The Greek island of Cyprus has renewed its demands to the European Union Commission to consider Syria a safe zone, in light of the continued influx of refugees into its territory, while the United Nations and human rights bodies insist that the conditions in Syria do not allow enabling or facilitating the return of refugees.
Cyprus’s Interior Minister Constantinos Ioannou said on Tuesday, January 9, that Nicosia wants Brussels to reconsider the situation in Syria to designate the country or parts of it as a safe zone, allowing thousands of refugees to be returned to their homeland, according to the “Syria TV” website.
Ioannou expressed concern about the unprecedented refugee flows from Syria. Given its proximity to Syria, the island is exposed to “disproportionately large numbers of illegal migrants coming from the region, which puts pressure on our reception system,” were the words of Cyprus’s Interior Minister.
Cyprus’s Minister reiterated the government’s proposal to the European Union Commissioner Ylva Johansson to designate Syria, or certain areas of that country, as safe zones – allowing Syrian citizens to return there.
The European Union Commissioner for Home Affairs, Ylva Johansson, was on an official visit to the island, where she met with the Deputy Minister of Social Welfare, the Minister of the Interior and the Minister of Foreign Affairs.
When Johansson was asked to comment on Syria during a media Q&A session, she said that adjusting Syria’s status for immigration purposes “is not an easy matter, which is why we discussed it and will continue to discuss it.”
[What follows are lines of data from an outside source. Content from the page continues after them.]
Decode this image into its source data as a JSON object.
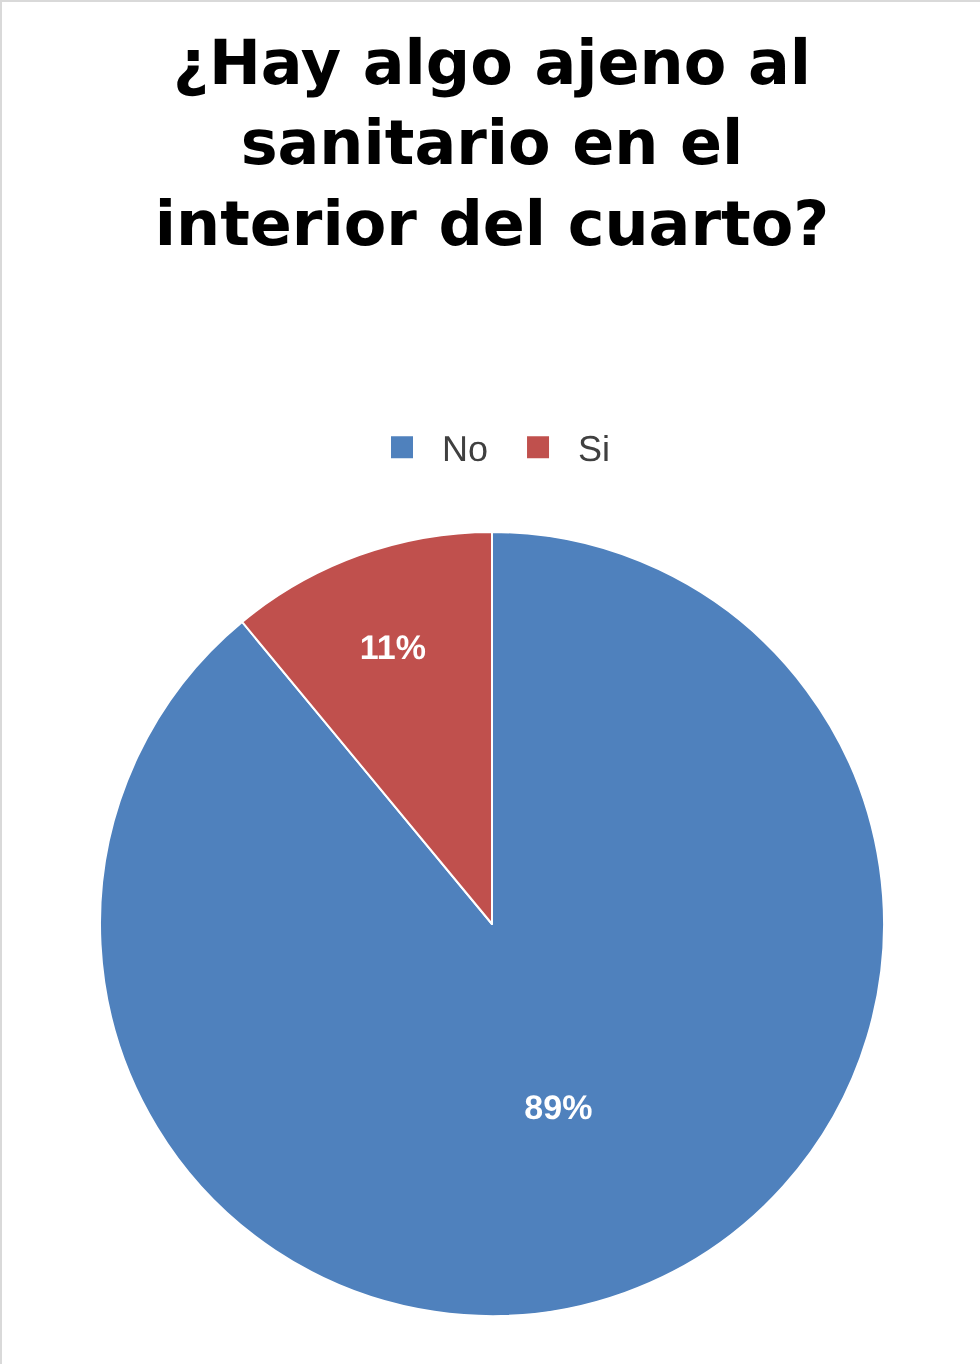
{
  "chart_data": {
    "type": "pie",
    "title": "¿Hay algo ajeno al\nsanitario en el\ninterior del cuarto?",
    "categories": [
      "No",
      "Si"
    ],
    "values": [
      89,
      11
    ],
    "colors": [
      "#4f81bd",
      "#c0504d"
    ],
    "value_labels": [
      "89%",
      "11%"
    ],
    "legend": "top"
  }
}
She added that the only way to manage refugee flows was to do so “in an organized manner and jointly.”
The minister noted that Cyprus, as an island and a non-Schengen area member state, faces the largest migration problem among EU member states – 5.5 percent of the population, four times higher than the EU average, are new asylum seekers or holders of international protection.
Cyprus has adopted a four-pillar policy, consisting of reducing the number of arrivals, modernizing infrastructure, speeding up application processes, and increasing returnees. The government doubled the number of case examiners and encouraged a voluntary return program with financial incentives.
In 2023, the total number of refugee arrivals and applications decreased by 50 percent compared to 2022, while the number of refugees arriving from African countries, across the Green Line, decreased by 60 percent.
“The fact that during 2023 we achieved a return and arrival rate of 116 percent is remarkable, especially taking into account the situation in the rest of Europe,” the Minister said.
Cyprus’s demands come despite the warning of the United Nations High Commissioner for Human Rights, Volker Türk, of the deteriorating security situation in Syria due to the fighting in the northeast of the country, while the United Nations High Commissioner for Refugees confirmed that the conditions in Syria prevent it from enabling or facilitating the return of refugees.
Moreover, Human Rights Watch documented that the Syrian security services committed arbitrary detention, kidnapping, torture, and killing of refugees who returned to Syria between 2017 and 2021.
HRW continued, this pattern of violations and persecution has not stopped. In July, Human Rights Watch found that returnees had been tortured while in Syrian military intelligence custody and had been conscripted to serve in the Syrian military reserve forces.
The Cypriot authorities had called on the European Union last September to classify some areas in Syria, such as Damascus and Tartous, as safe areas to return Syrian refugees to, coinciding with the International Refugee Forum in Geneva.